3.3 Upper Confidence Bound (UCB)

Another approach for the acquisition function is based on the upper confidence bound (UCB) of the prediction site, based on multi-armed bandit problem. The guiding principle behind this approach is to be optimistic in the face of uncertainty, thus come with a pure exploration approach. Given a random function model, the Gaussian Process UCB acquisition function is obtained by:

\[\begin{equation} \alpha_{GP-UCB}(x) = \mu(x) + \nu\cdot \sigma(x) \end{equation}\]

with \(\nu\) is the upper confidence parameter.

Bellow this the example of the three common acquisition functions and their settings to locate the next datapoint \(x_{n+1}\) for the posterior surrogate distribution.


3.4 Optimize the acquisition function

To find the next observation point at which to sample, we still need to maximize the acquisition function \(\alpha\), thus updating the posterior surrogate model to become approximate with black box \(f\). Unlike the objective function \(f\), \(\alpha\) can be cheaply optimized. However, due to the nature of Bayesian Optimization which receives various type of input space, optimizing \(\alpha\) often have the challenge as in non-convex or multi-modal optimization problems. For continuous input space, some approaches for optimization are space partitioning methods (e.g., DIRECT, LOGO) or gradient based methods (local search).

IV. Summarization

In short, Bayesian Optimization is a probabilistic optimization based on Bayesian inference to find the global optimal for a black-box objective function \(f(.)\). BayesOpt accepts various types of input \(x\) from continuous space, discrete or combinatorial space (sequences, tree, graphs, sets,…), and hybrid space (the mixture of discrete and continuous variables).

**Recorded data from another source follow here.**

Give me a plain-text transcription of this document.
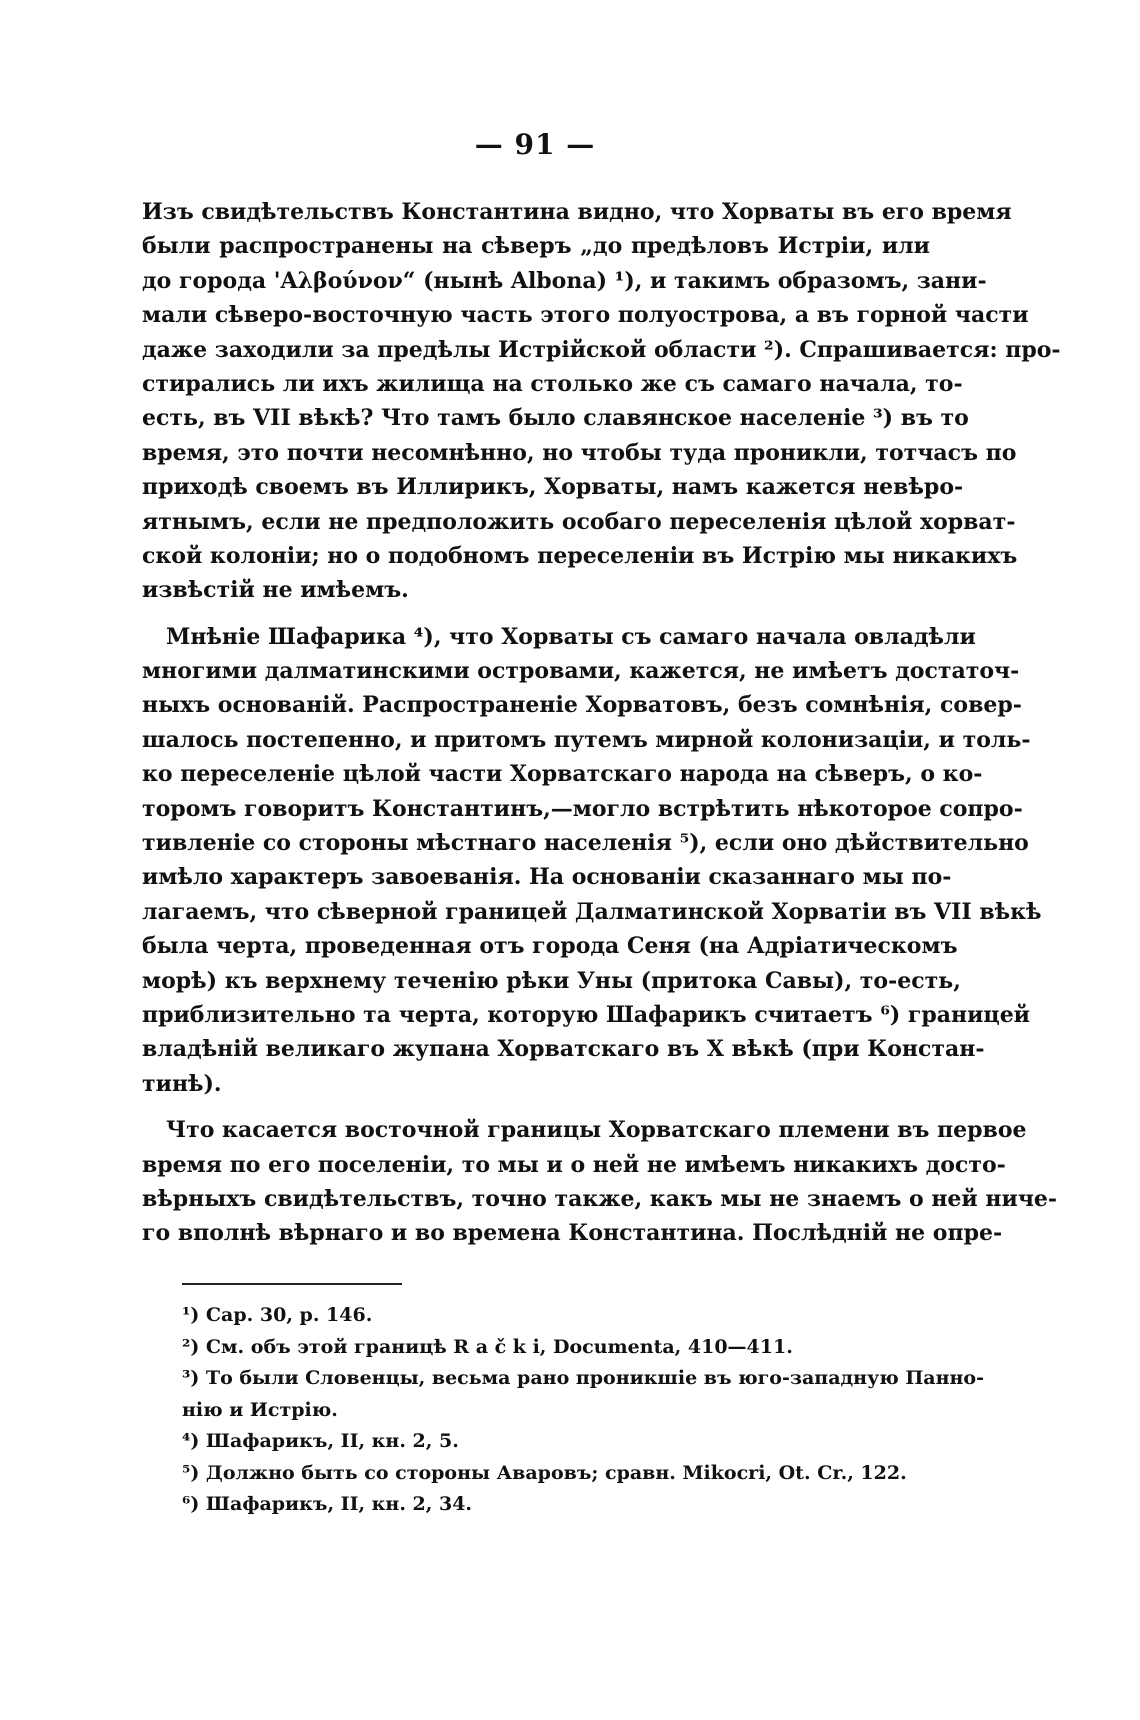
— 91 —
Изъ свидѣтельствъ Константина видно, что Хорваты въ его время
были распространены на сѣверъ „до предѣловъ Истріи, или
до города 'Αλβούνον“ (нынѣ Albona) ¹), и такимъ образомъ, зани-
мали сѣверо-восточную часть этого полуострова, а въ горной части
даже заходили за предѣлы Истрійской области ²). Спрашивается: про-
стирались ли ихъ жилища на столько же съ самаго начала, то-
есть, въ VII вѣкѣ? Что тамъ было славянское населеніе ³) въ то
время, это почти несомнѣнно, но чтобы туда проникли, тотчасъ по
приходѣ своемъ въ Иллирикъ, Хорваты, намъ кажется невѣро-
ятнымъ, если не предположить особаго переселенія цѣлой хорват-
ской колоніи; но о подобномъ переселеніи въ Истрію мы никакихъ
извѣстій не имѣемъ.
Мнѣніе Шафарика ⁴), что Хорваты съ самаго начала овладѣли
многими далматинскими островами, кажется, не имѣетъ достаточ-
ныхъ основаній. Распространеніе Хорватовъ, безъ сомнѣнія, совер-
шалось постепенно, и притомъ путемъ мирной колонизаціи, и толь-
ко переселеніе цѣлой части Хорватскаго народа на сѣверъ, о ко-
торомъ говоритъ Константинъ,—могло встрѣтить нѣкоторое сопро-
тивленіе со стороны мѣстнаго населенія ⁵), если оно дѣйствительно
имѣло характеръ завоеванія. На основаніи сказаннаго мы по-
лагаемъ, что сѣверной границей Далматинской Хорватіи въ VII вѣкѣ
была черта, проведенная отъ города Сеня (на Адріатическомъ
морѣ) къ верхнему теченію рѣки Уны (притока Савы), то-есть,
приблизительно та черта, которую Шафарикъ считаетъ ⁶) границей
владѣній великаго жупана Хорватскаго въ X вѣкѣ (при Констан-
тинѣ).
Что касается восточной границы Хорватскаго племени въ первое
время по его поселеніи, то мы и о ней не имѣемъ никакихъ досто-
вѣрныхъ свидѣтельствъ, точно также, какъ мы не знаемъ о ней ниче-
го вполнѣ вѣрнаго и во времена Константина. Послѣдній не опре-
¹) Cap. 30, p. 146.
²) См. объ этой границѣ R a č k i, Documenta, 410—411.
³) То были Словенцы, весьма рано проникшіе въ юго-западную Панно-
нію и Истрію.
⁴) Шафарикъ, II, кн. 2, 5.
⁵) Должно быть со стороны Аваровъ; сравн. Mikocri, Ot. Cr., 122.
⁶) Шафарикъ, II, кн. 2, 34.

The key idea of Bayesian Optimization is building a surrogate statistical model \(\mathcal{N}\) over the black-box objective function \(f\) and used it to indirectly search for the global optimal point \(x^*\) through a loop. For each step \(n\), an acquisition function \(\alpha\) over \(\mathcal{N}\) is then maximized to sample the next queries sample \(x_{n+1}\) with a far cheaper optimization cost. This new sample \(x_{n+1}\) is then observed by \(f\) to augment the observed data \(\mathcal{D}\) and update \(\mathcal{N}\) to reduce its uncertainty and become approximate with \(f\) by Bayesian Inference \((2)\). Finally, the global optimal \(f(x^*)\) can be found via \(\mathcal{N}\). A more detail algorithm of Bayesian Optimization is presented as follow:


For the statistical surrogate model, the most common choice is Gaussian Process \((3)\) that assumes the uncertainty of the observation \(f(x)\) on any arbitrary point \(x\) follows the normal distribution \(\mathcal{N}(\mu, \sigma)\). Among the acquisition functions, the most common choice is Expected improvement \((8)\) that identifies the next data point \(x_{n+1}\) by maximizing the expectation of the improvement between \(f(x_{n+1})\) and the current maximal observation \(f(x^+)\).

One common practical application for Bayesian Optimization is hyperparameter optimization for training deep learning models, where the deep model can be inferred as a black box, the hyperparameters are hybrid inputs, and the goal is to find the optimal set of hyperparameters so that the deep model can achieve the best performance.